What Can Poetry Do?

Poetry and Conflict

What Can Poetry Do?

Our celebration of world literature would not be complete without a post to celebrate world poetry, especially during National Poetry Month.

The International Poetry Nights in Hong Kong is a biennial gala celebrating poetry that brings together poets from all over the world and unites them under a single theme. Each festival yields a box set of chapbooks written in connection with the festival’s theme and an anthology, which collects selections of the participating poets work, both are published by The Chinese University Press. The theme for the 2015 festival was: Poetry and Conflict.

In his foreword to the Poetry and Conflict anthology co-editor Bei Dao writes:

Since antiquity, poetry has been sourced in humanity’s suffering, a driving force for the overcoming of darkness toward the light. Now, amid proposed conflicts between civilizations, histories, religions, and languages, what can poetry do? In the bedlam of the morbid fantasies of our world, what can poetry do? In this moment of mystery when land and air are collapsing, what can poetry do? In retracing the source and course of our spiritual knocking at language’s door, what can poetry do?

In the work contained in this collection the poets answer. Over and over again they show us what poetry can do. Here are a few highlights:

From Najwan Darwish, a Palestinian poet, who is one of the foremost Arabic language poets of his generation:

Even in War

I considered looking at my lower half
where I could feel the pain
but held back for the moment, fearing
not to find some part of me
I kept on down the stairs, my missing part
still with me, and here I am
climbing into bed with my wanting body
(still not looking), and it no longer matters
where the damage is, and it will do no good
to remember how I was wounded

Even in war, I was just a passer-by

(Translated by Kareem James Abu-Zeid)

From Noriko Mizuta, a Japanese poet, who is also known for her work translating Sylvia Plath and Anne Sexton into Japanese.

Poem in Blue

Where memory goes fading on
Blue sky
Tumbling to the field, I follow
Where the blue ends, could long-ago be there?
Where blue goes blank
A white nothing
Better yet, a not-darkness
Sky envelops everything around
A meadow’s worth of oblivion
Nowhere so much as a trace

I
Inhale that faded memory
Flavorless
Blue

(Translated by Jordan A. Yamaji Smith)

From Les Murray, an Australian poet, who has received many accolades, including the T. S. Eliot Prize.

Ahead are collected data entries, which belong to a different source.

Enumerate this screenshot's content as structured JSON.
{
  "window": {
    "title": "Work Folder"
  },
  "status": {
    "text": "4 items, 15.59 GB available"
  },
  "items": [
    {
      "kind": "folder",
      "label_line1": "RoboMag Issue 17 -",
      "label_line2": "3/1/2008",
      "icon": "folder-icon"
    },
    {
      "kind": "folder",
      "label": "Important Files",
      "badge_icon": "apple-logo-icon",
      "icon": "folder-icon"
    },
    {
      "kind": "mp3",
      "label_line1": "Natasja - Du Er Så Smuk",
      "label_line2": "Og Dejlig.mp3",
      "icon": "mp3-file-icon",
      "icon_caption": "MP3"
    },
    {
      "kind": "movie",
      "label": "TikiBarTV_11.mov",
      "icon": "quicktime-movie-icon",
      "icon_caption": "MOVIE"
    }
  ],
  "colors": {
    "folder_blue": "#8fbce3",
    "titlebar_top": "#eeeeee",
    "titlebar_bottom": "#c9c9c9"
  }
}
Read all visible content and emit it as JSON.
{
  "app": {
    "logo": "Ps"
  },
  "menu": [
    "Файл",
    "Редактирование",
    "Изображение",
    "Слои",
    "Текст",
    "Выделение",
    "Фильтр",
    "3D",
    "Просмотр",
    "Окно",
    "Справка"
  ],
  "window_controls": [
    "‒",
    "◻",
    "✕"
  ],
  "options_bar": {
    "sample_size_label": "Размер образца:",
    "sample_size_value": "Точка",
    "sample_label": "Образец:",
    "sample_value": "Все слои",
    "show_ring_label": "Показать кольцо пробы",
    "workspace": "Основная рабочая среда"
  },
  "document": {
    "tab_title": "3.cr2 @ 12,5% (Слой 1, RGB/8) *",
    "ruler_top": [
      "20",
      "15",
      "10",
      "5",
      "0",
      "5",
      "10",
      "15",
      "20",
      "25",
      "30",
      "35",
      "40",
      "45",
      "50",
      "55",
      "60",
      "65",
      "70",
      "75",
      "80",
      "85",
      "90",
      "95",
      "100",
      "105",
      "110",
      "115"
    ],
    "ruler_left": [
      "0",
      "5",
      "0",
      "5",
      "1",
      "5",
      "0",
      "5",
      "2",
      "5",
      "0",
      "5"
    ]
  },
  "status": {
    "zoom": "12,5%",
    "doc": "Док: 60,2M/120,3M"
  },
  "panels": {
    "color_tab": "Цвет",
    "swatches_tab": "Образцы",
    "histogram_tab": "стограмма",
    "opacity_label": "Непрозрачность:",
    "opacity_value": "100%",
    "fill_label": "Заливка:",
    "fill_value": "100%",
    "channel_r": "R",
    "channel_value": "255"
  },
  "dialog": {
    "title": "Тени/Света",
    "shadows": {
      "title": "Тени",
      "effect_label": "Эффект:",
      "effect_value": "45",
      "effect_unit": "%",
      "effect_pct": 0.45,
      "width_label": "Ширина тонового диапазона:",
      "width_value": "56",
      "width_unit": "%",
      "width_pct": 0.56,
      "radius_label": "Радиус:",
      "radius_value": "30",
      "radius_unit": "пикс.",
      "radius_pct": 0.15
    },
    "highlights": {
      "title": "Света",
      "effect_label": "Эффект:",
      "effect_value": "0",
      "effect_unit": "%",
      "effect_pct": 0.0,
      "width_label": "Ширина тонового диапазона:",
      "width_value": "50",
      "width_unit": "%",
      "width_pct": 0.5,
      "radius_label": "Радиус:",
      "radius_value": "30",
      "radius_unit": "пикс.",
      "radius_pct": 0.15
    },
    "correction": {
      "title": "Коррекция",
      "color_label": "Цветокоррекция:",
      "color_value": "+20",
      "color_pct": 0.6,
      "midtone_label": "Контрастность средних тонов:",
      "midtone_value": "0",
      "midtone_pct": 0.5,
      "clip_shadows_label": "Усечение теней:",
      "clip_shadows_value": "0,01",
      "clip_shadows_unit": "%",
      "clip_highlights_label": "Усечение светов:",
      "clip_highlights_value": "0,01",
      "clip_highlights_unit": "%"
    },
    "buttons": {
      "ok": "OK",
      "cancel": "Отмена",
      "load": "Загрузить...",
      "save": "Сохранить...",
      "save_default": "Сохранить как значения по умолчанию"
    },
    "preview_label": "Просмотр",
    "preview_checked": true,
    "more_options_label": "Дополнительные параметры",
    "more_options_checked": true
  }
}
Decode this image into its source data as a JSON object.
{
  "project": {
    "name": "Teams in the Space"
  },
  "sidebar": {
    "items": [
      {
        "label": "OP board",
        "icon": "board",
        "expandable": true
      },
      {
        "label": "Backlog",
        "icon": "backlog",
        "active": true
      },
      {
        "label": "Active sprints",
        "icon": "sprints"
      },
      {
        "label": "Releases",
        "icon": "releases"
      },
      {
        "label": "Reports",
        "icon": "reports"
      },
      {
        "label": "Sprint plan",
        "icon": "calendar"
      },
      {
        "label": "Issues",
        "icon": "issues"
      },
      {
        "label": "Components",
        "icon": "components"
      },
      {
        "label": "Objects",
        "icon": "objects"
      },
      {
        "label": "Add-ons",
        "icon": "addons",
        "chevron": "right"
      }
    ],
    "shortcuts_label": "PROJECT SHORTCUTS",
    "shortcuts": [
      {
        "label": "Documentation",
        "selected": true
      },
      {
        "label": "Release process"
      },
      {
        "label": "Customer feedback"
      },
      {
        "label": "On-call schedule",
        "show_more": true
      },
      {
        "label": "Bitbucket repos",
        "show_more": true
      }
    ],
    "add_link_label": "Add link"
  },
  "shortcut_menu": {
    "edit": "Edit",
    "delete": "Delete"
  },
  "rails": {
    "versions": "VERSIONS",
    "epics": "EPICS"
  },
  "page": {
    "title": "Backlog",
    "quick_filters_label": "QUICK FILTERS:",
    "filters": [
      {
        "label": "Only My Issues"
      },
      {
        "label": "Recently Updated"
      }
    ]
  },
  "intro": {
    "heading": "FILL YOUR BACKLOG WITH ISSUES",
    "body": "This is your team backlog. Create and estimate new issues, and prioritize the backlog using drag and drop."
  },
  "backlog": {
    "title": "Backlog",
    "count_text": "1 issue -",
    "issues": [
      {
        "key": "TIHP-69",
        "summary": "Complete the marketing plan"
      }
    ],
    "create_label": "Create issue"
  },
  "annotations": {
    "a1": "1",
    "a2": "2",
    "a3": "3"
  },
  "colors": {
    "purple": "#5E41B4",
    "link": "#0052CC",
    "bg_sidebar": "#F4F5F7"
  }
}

From his poem The Tin Wash Dish

Lank poverty, dank poverty,
its pants wear through at fork and knee.
It warms its hands over burning shames,
refers to its fate as Them and He
and delights in things by their hard names:
rag and toejam, feed and paw—
don’t guts that down, there ain’t no more!

(Read the full poem here)

From Anne Waldman, an American poet whom Publishers Weekly has deemed “a counter-cultural giant.”

From her poem Hungry Ghost

Although worn too, transient flickering

Transmigrating through many lifetimes, hungry ghost

Down & dirty on the street, shackled

Body picked over, on a street in a distant street “over there”

Other side of the hungry ghost world

People willing to die there, fighting the hungry ghost

Despots, tyrants, mercenaries, denizens of the hungry ghost world

Stars, atoms, molecules, names family histories, all shackled

(Hear Anne Waldman read the entire poem here)

Other poets featured in Poetry in Conflict include: Mohammed Bennis (Morroco), Chen Li (Taiwan), Peter Cole (USA), Jean Michel Espitallier (France), Gemma Gorga (Spain), Kim Hyesoon (South Korea), ko ko thett (Burma), Étienne Lalonde (Canada), Lau Yee-ching (Hong Kong), Nikola Madzirov (Macedonia), Agi Mishol (Israel), Fernando Pinto do Amaral (Portugal), Gleb Shulpyakov (Russia), Song Lin (China), Yoko Tawada (Japan) Wang Xiaoni (China), Ghassan Zaqtan (Palestine).